= Charles Hoffer =

American music educator (1929–2017)

Dr. Charles R. Hoffer (December 12, 1929 – May 3, 2017) was an American music educator.

== Life and teaching career ==
Hoffer was born in East Lansing, Michigan in 1929. His father was a sociology professor at Michigan State University and his mother became a stay-at-home mother after a year of nursing. He grew up playing the piano then switched to clarinet, which he continued to play in both high school and college. He completed his bachelor's degree in Music Education at Michigan State University. Dr. Hoffer completed his master's degree in Clarinet Performance at the Eastman School of Music, then his PhD from Michigan State University.

After completing his degree, Dr. Hoffer taught public school in Michigan, New York, and Missouri. After 14 years of teaching, he accepted a position on the faculty at Indiana University at Bloomington (1966). In 1984 he joined the University of Florida, where he became head of the music education area. Dr. Hoffer was often hired to teach summer sessions at institutions such as the Peabody Conservatory and University of Michigan.

== Philosophy ==

Hoffer admitted to first focusing on ratings at competitions, but after the tragic loss of a student, he began to question what his students were gaining in the long-term from his teaching. This inspired him to show videos, play examples, and do whatever would be beneficial for his students. When he was asked to serve on the committee to create state and national standards, Dr. Hoffer firmly supported the inclusion of practical standards that would make a difference in teachers’ lives. To advocate for music education, Dr. Hoffer utilized a set of questions he considered basic necessities, such as "Can students recognize when the theme comes back? Do they know what a fugue is?". He believed that all children deserve the right to an education in music so that they can recognize the basics of music throughout the rest of their lives. (C. Hoffer, personal communication, October 23, 2015)

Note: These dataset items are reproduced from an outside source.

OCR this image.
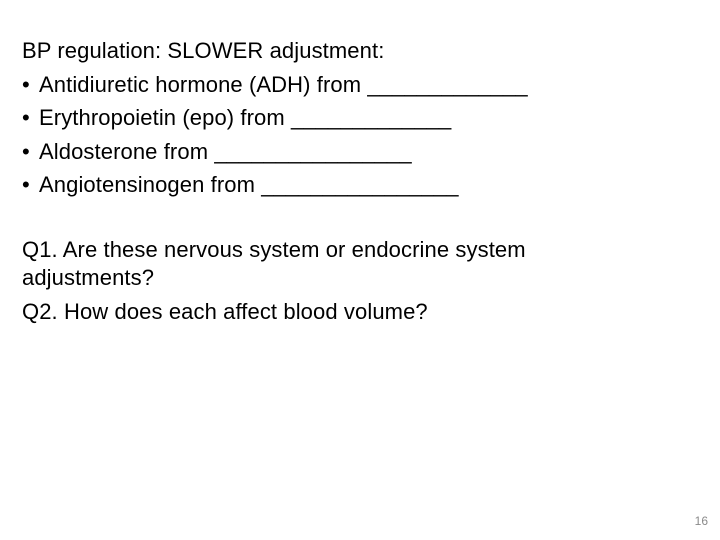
BP regulation: SLOWER adjustment:
• Antidiuretic hormone (ADH) from _____________
• Erythropoietin (epo) from _____________
• Aldosterone from ________________
• Angiotensinogen from ________________
Q1. Are these nervous system or endocrine system adjustments?
Q2. How does each affect blood volume?
16
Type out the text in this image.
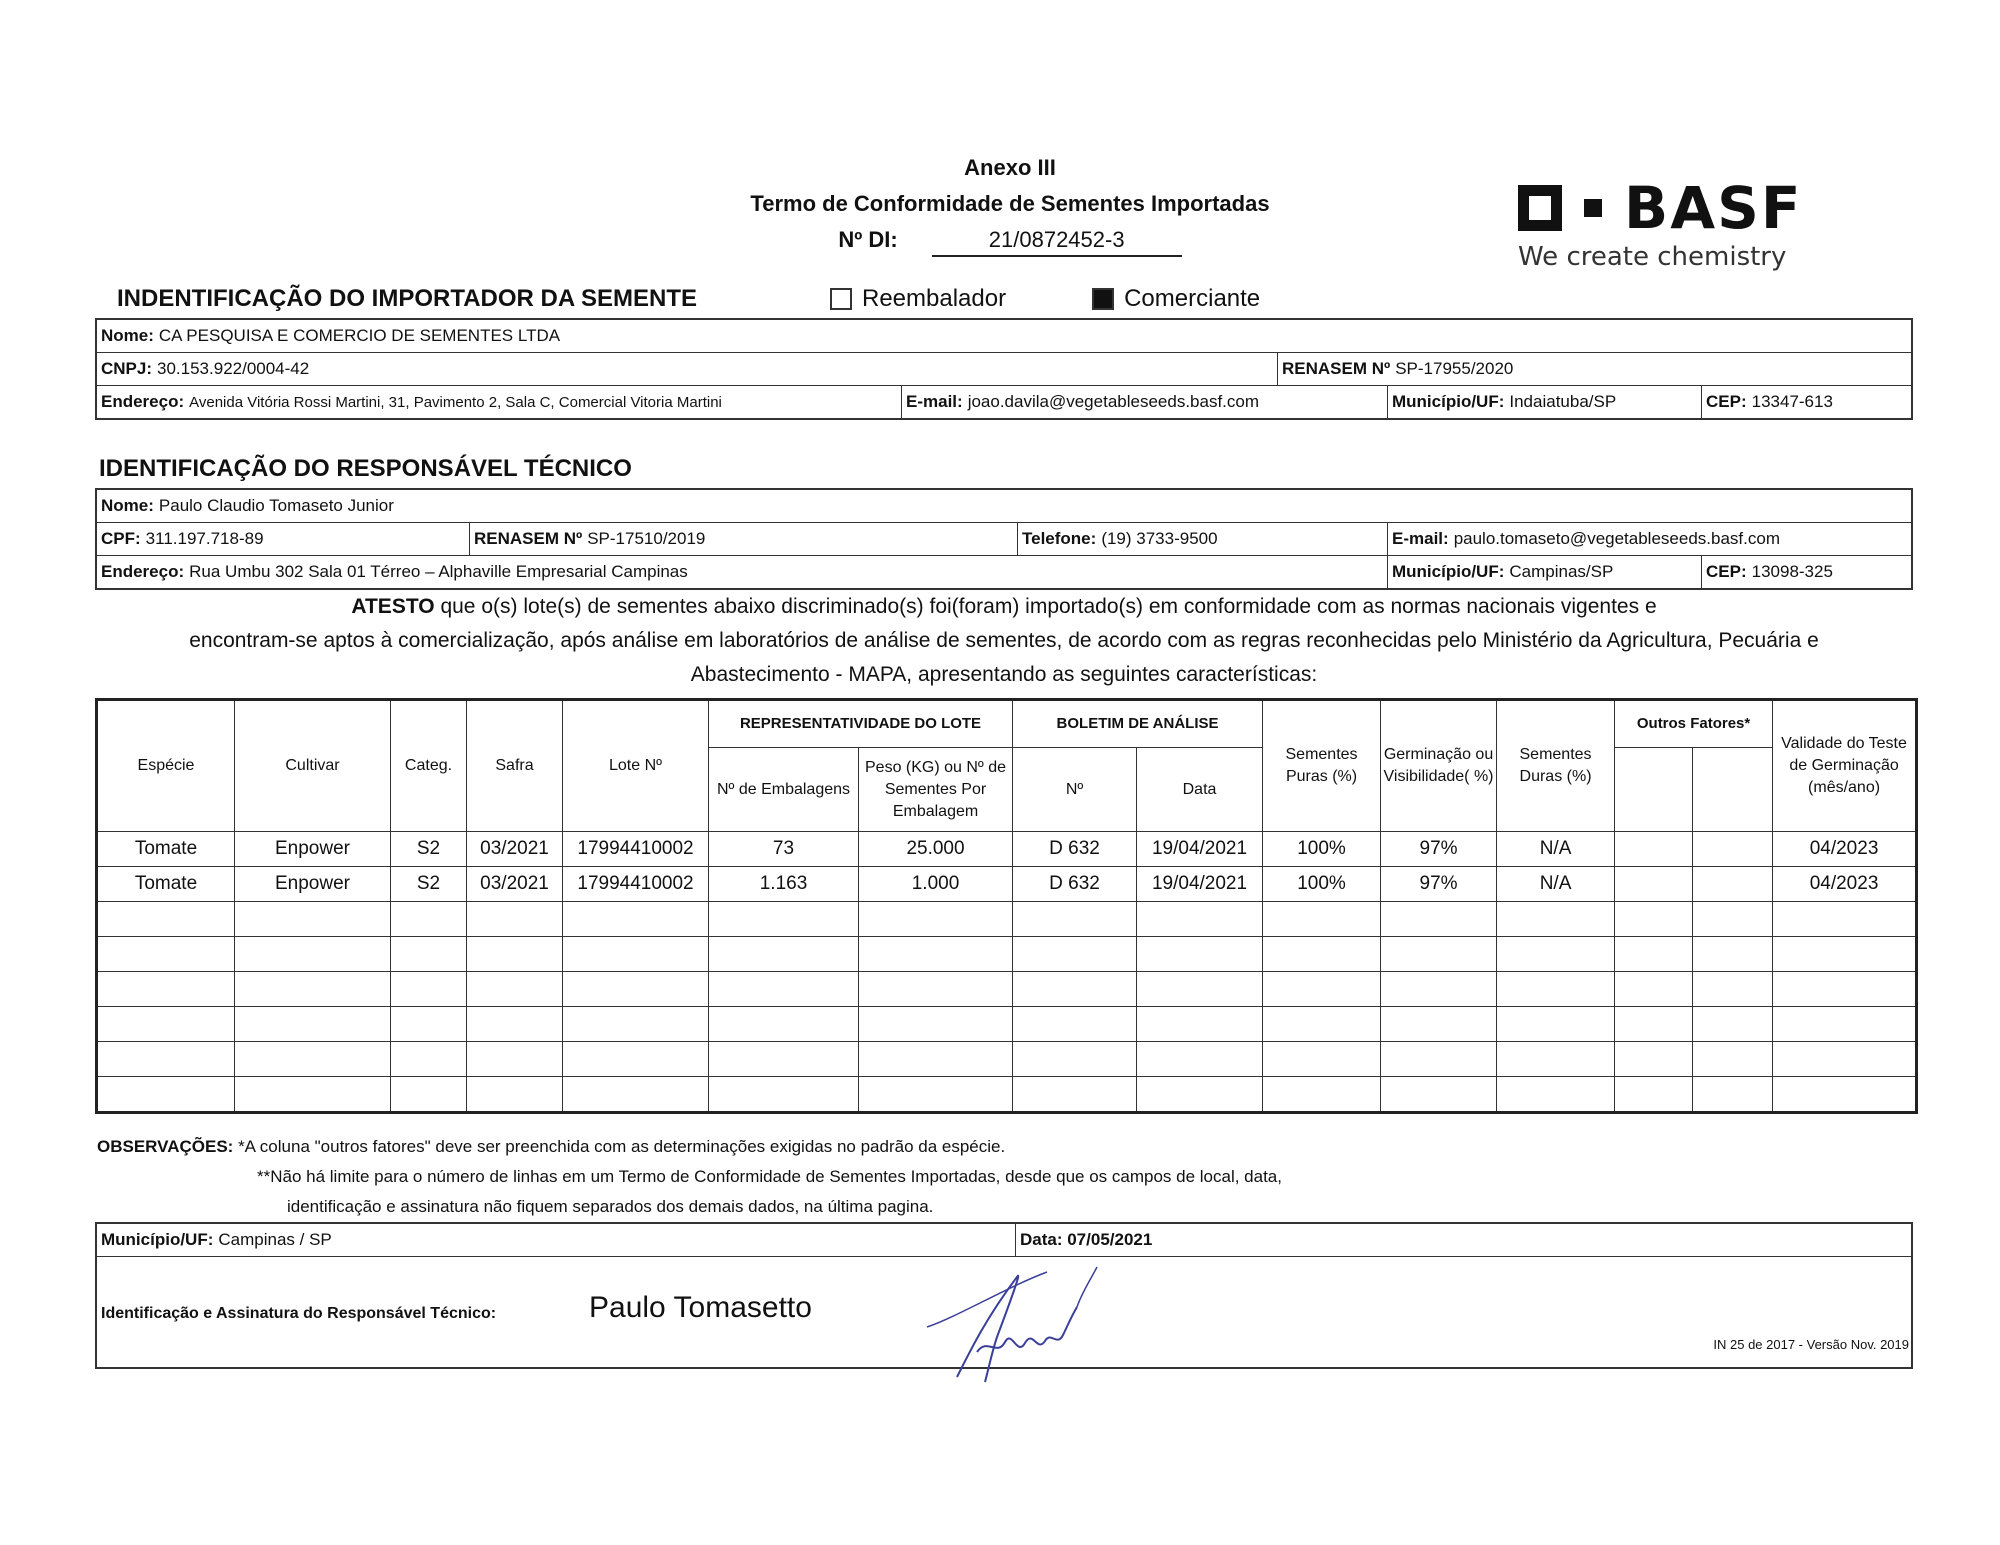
Anexo III
Termo de Conformidade de Sementes Importadas
Nº DI:	21/0872452-3	BASF
We create chemistry
INDENTIFICAÇÃO DO IMPORTADOR DA SEMENTE	Reembalador	Comerciante
Nome: CA PESQUISA E COMERCIO DE SEMENTES LTDA
CNPJ: 30.153.922/0004-42	RENASEM Nº SP-17955/2020
Endereço: Avenida Vitória Rossi Martini, 31, Pavimento 2, Sala C, Comercial Vitoria Martini	E-mail: joao.davila@vegetableseeds.basf.com	Município/UF: Indaiatuba/SP	CEP: 13347-613
IDENTIFICAÇÃO DO RESPONSÁVEL TÉCNICO
Nome: Paulo Claudio Tomaseto Junior
CPF: 311.197.718-89	RENASEM Nº SP-17510/2019	Telefone: (19) 3733-9500	E-mail: paulo.tomaseto@vegetableseeds.basf.com
Endereço: Rua Umbu 302 Sala 01 Térreo – Alphaville Empresarial Campinas	Município/UF: Campinas/SP	CEP: 13098-325
ATESTO que o(s) lote(s) de sementes abaixo discriminado(s) foi(foram) importado(s) em conformidade com as normas nacionais vigentes e
encontram-se aptos à comercialização, após análise em laboratórios de análise de sementes, de acordo com as regras reconhecidas pelo Ministério da Agricultura, Pecuária e
Abastecimento - MAPA, apresentando as seguintes características:
Espécie	Cultivar	Categ.	Safra	Lote Nº	REPRESENTATIVIDADE DO LOTE		BOLETIM DE ANÁLISE		Sementes Puras (%)	Germinação ou Visibilidade( %)	Sementes Duras (%)	Outros Fatores*		Validade do Teste de Germinação (mês/ano)
					Nº de Embalagens	Peso (KG) ou Nº de Sementes Por Embalagem	Nº	Data						
Tomate	Enpower	S2	03/2021	17994410002	73	25.000	D 632	19/04/2021	100%	97%	N/A			04/2023
Tomate	Enpower	S2	03/2021	17994410002	1.163	1.000	D 632	19/04/2021	100%	97%	N/A			04/2023

OBSERVAÇÕES: *A coluna "outros fatores" deve ser preenchida com as determinações exigidas no padrão da espécie.
**Não há limite para o número de linhas em um Termo de Conformidade de Sementes Importadas, desde que os campos de local, data,
identificação e assinatura não fiquem separados dos demais dados, na última pagina.
Município/UF: Campinas / SP	Data: 07/05/2021
Identificação e Assinatura do Responsável Técnico:	Paulo Tomasetto
IN 25 de 2017 - Versão Nov. 2019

=== Contributions to music education ===

Hoffer has been president of the Indiana Music Educators Association, president of the North Central Division of MENC, and national president of the MENC: The National Association for Music Education (now NAfME). Not only did he help write Florida's Sunshine State Standards, but also served on the committee that wrote the National Standards in Music.

== Awards ==

Hoffer was elected into the National Association for Music Education Hall of Fame in 2005. He was recognized at the 60th MENC National Biennial In-Service Conference in April 2006 held in Salt Lake City, Utah.

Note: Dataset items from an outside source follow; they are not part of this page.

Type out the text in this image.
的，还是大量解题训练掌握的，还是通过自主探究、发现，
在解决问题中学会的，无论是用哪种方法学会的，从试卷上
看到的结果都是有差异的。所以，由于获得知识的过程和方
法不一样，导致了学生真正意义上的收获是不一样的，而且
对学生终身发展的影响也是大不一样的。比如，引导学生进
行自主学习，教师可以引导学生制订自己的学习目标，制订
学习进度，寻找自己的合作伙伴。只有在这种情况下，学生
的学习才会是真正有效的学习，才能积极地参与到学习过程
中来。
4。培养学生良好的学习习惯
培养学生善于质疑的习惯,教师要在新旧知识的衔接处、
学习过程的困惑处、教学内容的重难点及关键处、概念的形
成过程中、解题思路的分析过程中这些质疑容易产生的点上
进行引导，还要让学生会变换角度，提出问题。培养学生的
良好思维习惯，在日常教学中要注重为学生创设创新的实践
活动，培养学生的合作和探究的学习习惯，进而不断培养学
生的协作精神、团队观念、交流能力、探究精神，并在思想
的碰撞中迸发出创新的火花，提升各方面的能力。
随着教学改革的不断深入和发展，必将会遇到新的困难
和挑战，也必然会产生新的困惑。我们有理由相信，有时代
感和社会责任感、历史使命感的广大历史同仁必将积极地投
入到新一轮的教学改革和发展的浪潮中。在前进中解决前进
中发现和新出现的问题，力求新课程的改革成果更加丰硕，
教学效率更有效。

== List of publications ==
- Hoffer, Charles R. (1954). "Research and the Music Teacher"
- Hoffer, Charles Russell (1955). "A study of the common efforts of the community orchestra and the public school music program in providing listening experiences for school students"
- Hoffer, C. R., & Hoffer, M. L. (1976). Basic musicianship for classroom teachers: A creative musical approach. Belmont, CA: Wadsworth Publishing Company.
- Hoffer, Charles R. (1986). "Standards in Music Education What are They? Why are They Important?"
- Hoffer, M. L., & Hoffer, C. R. (1987). Music in the elementary classroom: Musicianship and teaching. San Diego: Harcourt Brace Jovanovich.
- Hoffer, C. R. (1988). A concise introduction to music listening. Belmont, CA: Wadsworth Publishing Company.
- Hoffer, Charles R. (1988). "Critical Issues in Music Education"
- Hotter, Charles R. (1988). "Information Others about Music Education"
- Hoffer, Charles R. (1989). "Coda: The MENC Professional Certification Program"
- Hoffer, C. R. (1989). The understanding of music. Belmont, CA: Wadsworth Publishing Company.
- Hoffer, C. R. (1991). Teaching music in the secondary schools. Belmont, CA: Wadsworth Publishing Company.
- Hoffer, C. R. (2002). Introduction to music education. Prospect Heights, Ill: Waveland Press.